Attraverso sistemi di monitoraggio avanzati, l’azienda è riuscita a ottenere visibilità in tempo reale sulle proprie fabbriche in tutto il mondo e a prevedere guasti prima che si verificassero. Il risultato è stato un raddoppio dei margini senza ricorrere a licenziamenti, accompagnato da un piano di formazione tecnologica estesa a tutti i dipendenti, dal personale amministrativo agli operai.
“Abbiamo detto ai nostri lavoratori: potete diventare maestri o schiavi di queste tecnologie. E abbiamo scelto di prepararli”, racconta Ross. È un esempio emblematico di come la tecnologia non sia un fine, ma un mezzo per rafforzare il capitale umano e migliorare la produttività.
Formazione e visione: le vere basi degli investimenti nell’intelligenza artificiale in Europa
Dalle parole di Ross emerge una linea guida chiara: senza formazione diffusa e coraggio di investimento, l’Europa continuerà a essere spettatrice dell’innovazione globale. L’adozione dell’AI non è solo una questione di budget o infrastrutture digitali, ma di mentalità.

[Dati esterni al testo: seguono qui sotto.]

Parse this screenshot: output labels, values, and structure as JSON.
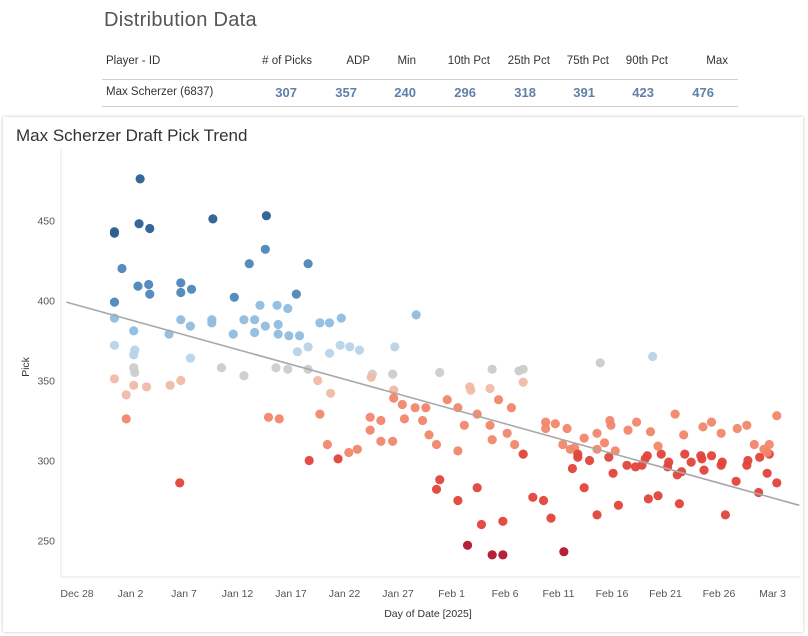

Il caso della manifattura italiana dimostra che anche una media impresa può trasformare la propria competitività se affronta il cambiamento con una visione strategica e investe in competenze. Come afferma Ross, “la macchina può segnalare un problema prima che accada, ma serve una persona capace di interpretare e gestire quella informazione”.